Relationships in the geoscience industry are important to the success of students as they move into the workforce of the previous generation. “Facilitating these relationships helps build cohesion and keeps knowledge between all generations of the industry, from one end of a career to the other,” Schafer said. Mentors and mentees in the PDAC program will learn from each other and work together to build a workforce with a strong and coherent skill set to overcome challenges as they appear in mining and exploration. Further, the network of colleagues that the Mentor Program will catalyze will continue to help those involved reach their goals within the industry for years to come.
Some may wonder why extreme cohesion is important. The fast-paced, unpredictable nature of mining and exploration lies at the root of the PDAC Mentor Program’s inspiration. ”As our industry is prone to cycles of boom and bust, we run the risk of encountering skills gaps as a result of the loss of knowledge between junior and senior employees,” said Schafer. “We felt that a mentoring program would be a unique opportunity to tackle this emerging problem.”
However, mentoring is not a novel idea in the mining and exploration industries. “There is also a consensus across industry and academia that mentoring is a key aspect of a flourishing career in geoscience,” said Schafer. Plenty of similar programs played key roles in guiding the industry’s highest achievers to success. “Many of our experienced members have benefited from mentors during their career and are looking to give back in a way that is meaningful,” he said. The PDAC Mentor Program will give mentors an organized channel to share their knowledge in a meaningful way.

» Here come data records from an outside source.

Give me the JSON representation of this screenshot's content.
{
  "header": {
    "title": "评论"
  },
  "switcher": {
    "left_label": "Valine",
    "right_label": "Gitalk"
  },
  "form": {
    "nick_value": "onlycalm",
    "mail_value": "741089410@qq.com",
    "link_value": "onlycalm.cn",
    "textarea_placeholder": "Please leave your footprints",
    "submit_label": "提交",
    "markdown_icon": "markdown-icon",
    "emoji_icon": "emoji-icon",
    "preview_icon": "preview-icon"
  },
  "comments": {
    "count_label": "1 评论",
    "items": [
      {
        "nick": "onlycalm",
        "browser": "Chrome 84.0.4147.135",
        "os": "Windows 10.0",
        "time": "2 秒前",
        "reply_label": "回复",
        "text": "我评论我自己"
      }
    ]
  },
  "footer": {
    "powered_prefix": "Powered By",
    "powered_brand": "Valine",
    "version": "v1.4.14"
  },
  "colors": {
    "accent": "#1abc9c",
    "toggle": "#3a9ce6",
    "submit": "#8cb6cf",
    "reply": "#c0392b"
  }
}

PDAC will help their members guide the younger generation as they complete school and transition into the workforce: “We determined that PDAC could play a role in connecting members and facilitating their desire to help,” Schafer said. The personal connection many of the PDAC mentor members feel sets the stage for a successful first season of the PDAC Mentor Program and has been greeted with only praise among PDAC members. Schafer described the reaction as “overwhelmingly positive” and stated that “the members are enthusiastic about the program and are excited to participate in its success.”
While the current mentee focus is on senior geoscience students within Canadian universities, Schafer and PDAC plan to expand the program in the future. “As the program grows, we would like to expand the focus to recent graduates and junior geoscientists,” Schafer said.
PDAC is currently searching for mentors in all areas of geoscience of varying levels of expertise. Students are invited to reach out with an application form. The PDAC Mentor Program will begin in full force this upcoming summer 2017, although a soft launch is already underway.